Many people have predicted Rovers will be straight back into a relegation battle again this year but it is irrelevant in his eyes.
“You wouldn’t think War- rington would be in the Middle Eights last year or Leeds the year before,” he said.
“This is the good thing about our sport; you plan for things but the wheels fall off, for whatever reason.
“Given what’s happened in the last couple of years, you’d be stupid to say that any team at the moment couldn’t finish in there.
“This opening Wakefield game has obviously been our main focus for at least three weeks, with the Hull trial, our training camp and Friday’s trial against London.
“We want to get a good start if we can.
“It’s important to win as many home games as possible; if you look at the stats most sides that do that generally are up there towards the end of the season so we’re really focusing heavily on those home games.”

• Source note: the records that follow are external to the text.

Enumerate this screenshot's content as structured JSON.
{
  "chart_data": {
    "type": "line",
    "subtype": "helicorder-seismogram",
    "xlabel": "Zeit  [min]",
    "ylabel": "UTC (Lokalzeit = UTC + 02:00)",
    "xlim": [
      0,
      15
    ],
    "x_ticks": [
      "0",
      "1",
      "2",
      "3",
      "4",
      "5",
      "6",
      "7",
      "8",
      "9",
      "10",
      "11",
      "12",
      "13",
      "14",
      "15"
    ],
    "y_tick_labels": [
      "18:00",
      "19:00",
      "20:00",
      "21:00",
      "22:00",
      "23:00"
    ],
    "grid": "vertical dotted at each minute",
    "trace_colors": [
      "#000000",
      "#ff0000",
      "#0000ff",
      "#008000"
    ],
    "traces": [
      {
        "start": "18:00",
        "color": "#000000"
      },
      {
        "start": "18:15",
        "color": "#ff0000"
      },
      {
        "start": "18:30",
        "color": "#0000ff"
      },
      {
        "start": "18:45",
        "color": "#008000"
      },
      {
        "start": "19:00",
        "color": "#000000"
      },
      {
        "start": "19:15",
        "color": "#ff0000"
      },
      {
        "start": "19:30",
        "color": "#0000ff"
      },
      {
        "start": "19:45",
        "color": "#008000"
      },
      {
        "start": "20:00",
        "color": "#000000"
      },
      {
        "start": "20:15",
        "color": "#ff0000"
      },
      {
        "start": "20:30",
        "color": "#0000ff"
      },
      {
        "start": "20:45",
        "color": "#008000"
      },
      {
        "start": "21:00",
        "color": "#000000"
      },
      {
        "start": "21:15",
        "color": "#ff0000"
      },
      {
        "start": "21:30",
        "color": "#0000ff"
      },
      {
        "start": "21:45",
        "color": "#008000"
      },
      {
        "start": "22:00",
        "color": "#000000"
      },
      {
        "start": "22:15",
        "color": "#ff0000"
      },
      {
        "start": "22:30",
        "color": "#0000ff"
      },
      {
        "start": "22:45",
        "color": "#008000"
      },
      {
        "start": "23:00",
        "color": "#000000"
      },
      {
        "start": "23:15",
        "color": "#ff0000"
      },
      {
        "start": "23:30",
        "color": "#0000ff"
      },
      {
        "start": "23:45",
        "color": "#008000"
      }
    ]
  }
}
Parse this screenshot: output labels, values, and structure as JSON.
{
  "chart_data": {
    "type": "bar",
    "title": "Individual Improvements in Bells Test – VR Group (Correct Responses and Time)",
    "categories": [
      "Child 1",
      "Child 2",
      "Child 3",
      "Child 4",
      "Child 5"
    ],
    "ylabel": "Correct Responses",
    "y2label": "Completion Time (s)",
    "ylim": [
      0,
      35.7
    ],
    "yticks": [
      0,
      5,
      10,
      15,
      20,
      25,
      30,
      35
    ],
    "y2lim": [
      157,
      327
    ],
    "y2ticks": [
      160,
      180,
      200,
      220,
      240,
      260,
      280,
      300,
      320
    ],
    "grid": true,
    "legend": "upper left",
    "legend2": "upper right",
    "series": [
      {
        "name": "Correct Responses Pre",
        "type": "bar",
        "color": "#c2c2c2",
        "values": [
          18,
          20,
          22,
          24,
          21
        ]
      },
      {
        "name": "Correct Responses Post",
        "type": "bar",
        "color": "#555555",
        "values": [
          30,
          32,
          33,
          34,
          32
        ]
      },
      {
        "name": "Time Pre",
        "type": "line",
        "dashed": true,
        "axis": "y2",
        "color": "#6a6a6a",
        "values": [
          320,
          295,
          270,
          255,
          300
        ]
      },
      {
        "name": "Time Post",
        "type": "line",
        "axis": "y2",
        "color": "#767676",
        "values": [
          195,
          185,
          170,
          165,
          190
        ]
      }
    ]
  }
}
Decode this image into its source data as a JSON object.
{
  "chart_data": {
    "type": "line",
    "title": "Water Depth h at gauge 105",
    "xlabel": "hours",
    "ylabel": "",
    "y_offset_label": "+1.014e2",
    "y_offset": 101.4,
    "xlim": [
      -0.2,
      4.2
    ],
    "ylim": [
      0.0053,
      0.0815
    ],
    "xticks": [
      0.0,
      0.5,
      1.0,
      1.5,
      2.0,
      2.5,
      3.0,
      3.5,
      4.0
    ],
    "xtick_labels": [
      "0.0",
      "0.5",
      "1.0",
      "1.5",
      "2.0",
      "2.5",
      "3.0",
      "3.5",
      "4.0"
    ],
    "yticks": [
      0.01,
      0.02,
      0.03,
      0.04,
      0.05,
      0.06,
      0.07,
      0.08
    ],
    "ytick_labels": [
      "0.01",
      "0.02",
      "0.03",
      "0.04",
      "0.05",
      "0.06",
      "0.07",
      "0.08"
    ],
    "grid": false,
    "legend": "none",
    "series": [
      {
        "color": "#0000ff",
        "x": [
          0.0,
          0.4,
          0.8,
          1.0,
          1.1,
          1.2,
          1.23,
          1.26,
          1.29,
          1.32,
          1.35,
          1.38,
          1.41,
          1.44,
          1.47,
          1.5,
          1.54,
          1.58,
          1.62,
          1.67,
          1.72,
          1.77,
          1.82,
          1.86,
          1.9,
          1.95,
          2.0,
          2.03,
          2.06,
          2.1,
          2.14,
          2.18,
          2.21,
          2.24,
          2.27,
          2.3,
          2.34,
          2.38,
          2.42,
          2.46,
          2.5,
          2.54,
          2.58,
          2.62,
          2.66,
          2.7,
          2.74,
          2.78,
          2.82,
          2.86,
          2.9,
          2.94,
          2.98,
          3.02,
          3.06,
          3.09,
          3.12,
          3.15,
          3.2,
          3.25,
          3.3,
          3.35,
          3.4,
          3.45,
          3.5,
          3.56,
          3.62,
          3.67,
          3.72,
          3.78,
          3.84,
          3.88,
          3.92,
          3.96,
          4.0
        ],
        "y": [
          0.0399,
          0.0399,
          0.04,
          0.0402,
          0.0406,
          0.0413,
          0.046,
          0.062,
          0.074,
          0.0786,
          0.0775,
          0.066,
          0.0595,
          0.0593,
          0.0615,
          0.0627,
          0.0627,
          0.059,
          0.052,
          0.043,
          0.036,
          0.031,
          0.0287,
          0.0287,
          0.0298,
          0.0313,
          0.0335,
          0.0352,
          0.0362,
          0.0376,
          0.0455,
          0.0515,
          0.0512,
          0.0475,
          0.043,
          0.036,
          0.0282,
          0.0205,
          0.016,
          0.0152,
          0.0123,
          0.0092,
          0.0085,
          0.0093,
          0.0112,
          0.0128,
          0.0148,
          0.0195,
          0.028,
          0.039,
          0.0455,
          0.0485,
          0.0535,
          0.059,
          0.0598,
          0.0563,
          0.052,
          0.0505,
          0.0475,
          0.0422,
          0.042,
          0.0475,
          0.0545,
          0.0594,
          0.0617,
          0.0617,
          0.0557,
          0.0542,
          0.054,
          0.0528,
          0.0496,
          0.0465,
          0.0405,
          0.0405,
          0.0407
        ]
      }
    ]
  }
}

One of the most decorated coaches in rugby league who has worked in Sydney, Canberra and Townsville, Sheens has relished operating in the hotbed of Hull.
He said: “I’ve found living in Hull brilliant. I’ve had no trouble in the city. I know about the ‘Black and White, Red and White’ scenario but no one’s pulled me up. Mind you I don’t wear the (Rovers) cap around town!
“From the Robins’ fans point of view, once you cross that bridge and head over to the game, to see them all come out, those colours and hear them sing, it is great.”
INCOGNITO: Former Australia World Cup-winning coach and current Hull KR chief, Tim Sheens, says he loves living there, but jokes that it doesn’t extend to wearing his club cap around the city.